This recipe is basically a substitute for the basic bread. This recipe for banting bread can also be customized with various additives to improve the taste. Of course, it is only for a substitute, since the properties of gluten from cereals are difficult to replace. However, this “bread” taste extraordinary.
When you are making this bread, you can prepare several loaves of bread and freeze them and use some other day. Flax bread goes excellent with Cottage cheese (but keep cheese consumption as low as possible).
The bread life is 2 days, because of flaxseed.
For this banting bread you will need (for 4 people)
- Flax seeds (ground) – 250 g
- Egg whites – 5 pcs
- Whole eggs – 2 pcs
- Baking powder – 1 teaspoon
- Stevia powder – 3 g
- Sea salt – 1/2 teaspoon
- Organic extra virgin olive oil – 5 soup spoon
- Mineral water – approximately 100 ml
- Organic Psyllium fiber – 1 soup spoon
1. Preheat the oven to 180 degrees celsius.
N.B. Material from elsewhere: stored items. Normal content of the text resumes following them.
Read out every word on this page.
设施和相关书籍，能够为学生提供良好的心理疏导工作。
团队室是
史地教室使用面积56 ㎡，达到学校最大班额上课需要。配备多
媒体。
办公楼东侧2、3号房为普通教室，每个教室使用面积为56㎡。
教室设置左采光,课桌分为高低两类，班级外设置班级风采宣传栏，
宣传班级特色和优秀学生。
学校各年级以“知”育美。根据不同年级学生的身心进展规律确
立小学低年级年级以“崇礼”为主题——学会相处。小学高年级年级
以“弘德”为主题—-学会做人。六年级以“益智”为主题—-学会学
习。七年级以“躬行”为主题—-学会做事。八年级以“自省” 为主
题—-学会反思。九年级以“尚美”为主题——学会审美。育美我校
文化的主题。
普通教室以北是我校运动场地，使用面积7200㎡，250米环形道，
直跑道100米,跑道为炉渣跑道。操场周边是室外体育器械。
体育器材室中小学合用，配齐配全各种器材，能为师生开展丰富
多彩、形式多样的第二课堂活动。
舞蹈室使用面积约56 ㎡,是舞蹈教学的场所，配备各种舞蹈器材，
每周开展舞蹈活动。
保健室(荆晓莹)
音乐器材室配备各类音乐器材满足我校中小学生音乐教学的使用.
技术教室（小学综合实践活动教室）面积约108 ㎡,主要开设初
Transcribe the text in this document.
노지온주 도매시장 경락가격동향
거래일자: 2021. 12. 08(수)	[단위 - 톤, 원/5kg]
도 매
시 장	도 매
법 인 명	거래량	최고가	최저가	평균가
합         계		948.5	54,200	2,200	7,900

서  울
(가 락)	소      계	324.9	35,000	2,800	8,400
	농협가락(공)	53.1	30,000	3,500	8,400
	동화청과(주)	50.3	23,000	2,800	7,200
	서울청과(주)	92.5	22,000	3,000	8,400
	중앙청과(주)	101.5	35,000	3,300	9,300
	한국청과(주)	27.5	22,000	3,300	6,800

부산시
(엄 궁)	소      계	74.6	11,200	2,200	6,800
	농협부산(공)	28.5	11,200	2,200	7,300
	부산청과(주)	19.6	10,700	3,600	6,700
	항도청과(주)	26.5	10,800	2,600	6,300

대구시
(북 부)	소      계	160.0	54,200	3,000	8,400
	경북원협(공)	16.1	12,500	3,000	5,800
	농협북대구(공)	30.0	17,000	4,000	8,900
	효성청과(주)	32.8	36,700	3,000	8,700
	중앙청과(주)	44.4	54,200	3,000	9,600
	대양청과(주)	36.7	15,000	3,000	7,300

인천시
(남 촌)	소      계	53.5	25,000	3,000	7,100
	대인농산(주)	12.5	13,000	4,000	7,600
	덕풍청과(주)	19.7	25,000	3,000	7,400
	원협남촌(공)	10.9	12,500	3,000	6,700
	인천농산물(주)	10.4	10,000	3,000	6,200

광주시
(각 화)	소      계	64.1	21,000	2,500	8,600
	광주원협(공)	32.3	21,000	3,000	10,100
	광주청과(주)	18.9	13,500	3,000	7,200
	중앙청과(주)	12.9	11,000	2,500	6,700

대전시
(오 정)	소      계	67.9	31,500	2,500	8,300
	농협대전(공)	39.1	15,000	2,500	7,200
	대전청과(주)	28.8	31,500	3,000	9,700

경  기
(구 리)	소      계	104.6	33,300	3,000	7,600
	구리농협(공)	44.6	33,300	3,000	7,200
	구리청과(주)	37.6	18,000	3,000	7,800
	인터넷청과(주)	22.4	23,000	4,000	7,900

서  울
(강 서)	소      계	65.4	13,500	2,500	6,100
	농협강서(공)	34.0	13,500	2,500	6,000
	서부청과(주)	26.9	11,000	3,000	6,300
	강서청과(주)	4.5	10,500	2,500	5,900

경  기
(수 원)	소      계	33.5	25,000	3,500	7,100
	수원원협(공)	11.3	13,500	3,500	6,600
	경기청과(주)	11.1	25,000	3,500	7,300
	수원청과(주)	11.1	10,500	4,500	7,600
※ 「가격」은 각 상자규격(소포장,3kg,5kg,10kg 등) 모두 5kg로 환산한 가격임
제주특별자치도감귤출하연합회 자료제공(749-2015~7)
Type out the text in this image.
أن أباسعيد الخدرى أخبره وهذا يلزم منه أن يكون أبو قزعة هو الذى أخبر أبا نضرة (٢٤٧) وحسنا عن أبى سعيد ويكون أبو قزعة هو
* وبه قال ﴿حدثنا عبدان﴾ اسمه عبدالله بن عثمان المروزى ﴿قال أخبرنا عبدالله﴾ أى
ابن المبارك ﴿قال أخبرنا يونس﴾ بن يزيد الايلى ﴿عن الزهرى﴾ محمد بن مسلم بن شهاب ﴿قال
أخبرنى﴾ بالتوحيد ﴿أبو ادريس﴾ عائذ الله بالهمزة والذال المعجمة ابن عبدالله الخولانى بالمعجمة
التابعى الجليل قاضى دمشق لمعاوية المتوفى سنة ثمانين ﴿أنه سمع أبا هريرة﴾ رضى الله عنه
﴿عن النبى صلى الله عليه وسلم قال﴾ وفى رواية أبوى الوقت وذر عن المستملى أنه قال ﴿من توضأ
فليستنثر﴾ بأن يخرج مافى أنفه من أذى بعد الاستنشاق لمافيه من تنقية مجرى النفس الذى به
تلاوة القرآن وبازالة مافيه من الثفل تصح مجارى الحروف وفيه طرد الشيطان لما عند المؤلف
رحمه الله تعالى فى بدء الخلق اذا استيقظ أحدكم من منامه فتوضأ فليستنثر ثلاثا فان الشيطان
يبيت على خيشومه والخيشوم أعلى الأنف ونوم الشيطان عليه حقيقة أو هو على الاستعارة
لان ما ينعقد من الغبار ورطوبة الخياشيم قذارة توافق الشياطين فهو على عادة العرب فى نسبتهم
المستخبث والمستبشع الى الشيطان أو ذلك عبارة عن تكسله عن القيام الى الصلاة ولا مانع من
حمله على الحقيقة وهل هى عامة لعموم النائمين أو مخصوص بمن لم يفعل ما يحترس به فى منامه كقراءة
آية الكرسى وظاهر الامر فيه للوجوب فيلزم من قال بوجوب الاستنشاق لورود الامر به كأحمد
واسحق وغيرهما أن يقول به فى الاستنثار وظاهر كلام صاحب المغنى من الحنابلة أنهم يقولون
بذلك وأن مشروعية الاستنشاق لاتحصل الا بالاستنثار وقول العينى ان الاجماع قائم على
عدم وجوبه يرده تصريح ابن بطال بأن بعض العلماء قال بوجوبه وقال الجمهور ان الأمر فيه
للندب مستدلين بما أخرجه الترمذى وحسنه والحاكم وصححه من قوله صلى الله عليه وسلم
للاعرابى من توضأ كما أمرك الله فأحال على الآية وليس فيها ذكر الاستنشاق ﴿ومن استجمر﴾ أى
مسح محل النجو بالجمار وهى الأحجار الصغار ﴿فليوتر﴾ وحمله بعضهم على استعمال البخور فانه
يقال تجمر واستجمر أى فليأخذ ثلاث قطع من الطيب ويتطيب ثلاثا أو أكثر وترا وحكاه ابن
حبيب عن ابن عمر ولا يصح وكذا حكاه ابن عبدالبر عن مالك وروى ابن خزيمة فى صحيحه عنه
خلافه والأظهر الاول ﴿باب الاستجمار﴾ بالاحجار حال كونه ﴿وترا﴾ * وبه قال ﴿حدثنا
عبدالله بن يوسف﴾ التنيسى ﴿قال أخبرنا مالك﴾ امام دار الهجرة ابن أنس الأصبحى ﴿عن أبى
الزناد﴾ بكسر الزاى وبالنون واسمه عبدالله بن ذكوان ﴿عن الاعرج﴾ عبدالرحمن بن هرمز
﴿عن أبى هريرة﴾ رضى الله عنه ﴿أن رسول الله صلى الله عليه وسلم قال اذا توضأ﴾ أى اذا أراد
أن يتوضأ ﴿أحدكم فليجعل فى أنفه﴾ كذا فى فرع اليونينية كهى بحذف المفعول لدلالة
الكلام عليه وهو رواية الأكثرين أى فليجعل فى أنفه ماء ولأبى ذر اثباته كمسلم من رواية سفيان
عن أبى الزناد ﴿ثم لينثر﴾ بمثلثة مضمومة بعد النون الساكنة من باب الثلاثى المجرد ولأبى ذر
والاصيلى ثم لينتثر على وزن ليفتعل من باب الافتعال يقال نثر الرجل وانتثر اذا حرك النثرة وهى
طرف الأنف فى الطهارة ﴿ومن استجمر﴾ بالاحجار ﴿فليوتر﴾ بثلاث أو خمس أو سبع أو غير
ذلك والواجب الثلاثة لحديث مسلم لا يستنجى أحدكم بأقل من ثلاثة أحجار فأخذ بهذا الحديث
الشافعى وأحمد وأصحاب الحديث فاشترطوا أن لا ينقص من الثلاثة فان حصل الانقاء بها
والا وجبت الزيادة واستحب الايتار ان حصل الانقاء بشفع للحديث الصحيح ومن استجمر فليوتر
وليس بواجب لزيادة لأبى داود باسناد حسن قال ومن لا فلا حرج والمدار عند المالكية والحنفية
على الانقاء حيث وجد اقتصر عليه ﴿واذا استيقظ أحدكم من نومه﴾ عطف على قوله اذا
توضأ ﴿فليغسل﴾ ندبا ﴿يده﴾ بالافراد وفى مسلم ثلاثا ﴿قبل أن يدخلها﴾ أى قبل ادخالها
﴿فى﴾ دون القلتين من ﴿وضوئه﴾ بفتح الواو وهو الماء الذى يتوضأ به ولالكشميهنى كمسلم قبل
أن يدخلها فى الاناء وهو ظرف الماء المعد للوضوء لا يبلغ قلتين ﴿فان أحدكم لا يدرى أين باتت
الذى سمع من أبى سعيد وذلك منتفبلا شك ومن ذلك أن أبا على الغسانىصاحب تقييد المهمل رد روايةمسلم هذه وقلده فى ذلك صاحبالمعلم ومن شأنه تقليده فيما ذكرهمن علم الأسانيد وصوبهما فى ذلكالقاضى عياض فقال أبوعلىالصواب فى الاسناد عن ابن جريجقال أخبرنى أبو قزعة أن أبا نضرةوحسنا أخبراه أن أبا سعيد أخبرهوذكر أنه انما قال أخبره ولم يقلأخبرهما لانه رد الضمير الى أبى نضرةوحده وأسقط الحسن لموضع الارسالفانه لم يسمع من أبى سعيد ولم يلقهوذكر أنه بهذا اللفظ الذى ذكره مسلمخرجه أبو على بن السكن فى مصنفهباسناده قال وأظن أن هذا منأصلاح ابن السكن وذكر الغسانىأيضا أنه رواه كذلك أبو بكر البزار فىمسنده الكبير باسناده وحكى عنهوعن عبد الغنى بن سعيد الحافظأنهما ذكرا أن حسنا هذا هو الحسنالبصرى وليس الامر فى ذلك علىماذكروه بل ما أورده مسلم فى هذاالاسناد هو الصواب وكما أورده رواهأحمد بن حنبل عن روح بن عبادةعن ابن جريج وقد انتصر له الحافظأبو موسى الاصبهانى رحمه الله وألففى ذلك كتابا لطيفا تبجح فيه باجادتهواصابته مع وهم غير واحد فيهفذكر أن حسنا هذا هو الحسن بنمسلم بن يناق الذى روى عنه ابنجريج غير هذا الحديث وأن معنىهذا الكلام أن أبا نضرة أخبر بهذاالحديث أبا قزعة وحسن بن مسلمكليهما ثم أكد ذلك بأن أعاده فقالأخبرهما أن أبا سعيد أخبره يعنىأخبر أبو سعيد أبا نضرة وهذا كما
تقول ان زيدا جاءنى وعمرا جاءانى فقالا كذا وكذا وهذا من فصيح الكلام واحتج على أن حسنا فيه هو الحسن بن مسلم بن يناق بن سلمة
2. Buy whole flax seeds and mince them. The best you can grind them is in a coffee grinder or food processor. Grind them so that they become consistency locust bean flour.
3. Minced linseed mix of fiber, salt, and baking powder stevia. Mix all together into a good mixture.
4. Place Egg whites in a bowl (5 whites and whites of 2 whole eggs) Mix them with a mixer, after add the egg yolks and 5 tablespoons of oil.
5. Add dry ingredients and mix well, then add 1dcl mineral water.
6. Pour into pre-coated with grease a baking sheet and bake for about 35 minutes.
7. Before taking the bread out, first check is it baked. Use a toothpick.
This bread is high in protein, almost 20 grams in 100 grams of bread and it contains very small amount of carbohydrate hydrate – about 29 grams in 100 grams of bread, but keep in mind that fiber is a nondigestible form of carbohydrate, so, it is not counted in the carb content as fiber doesn’t break down into glucose.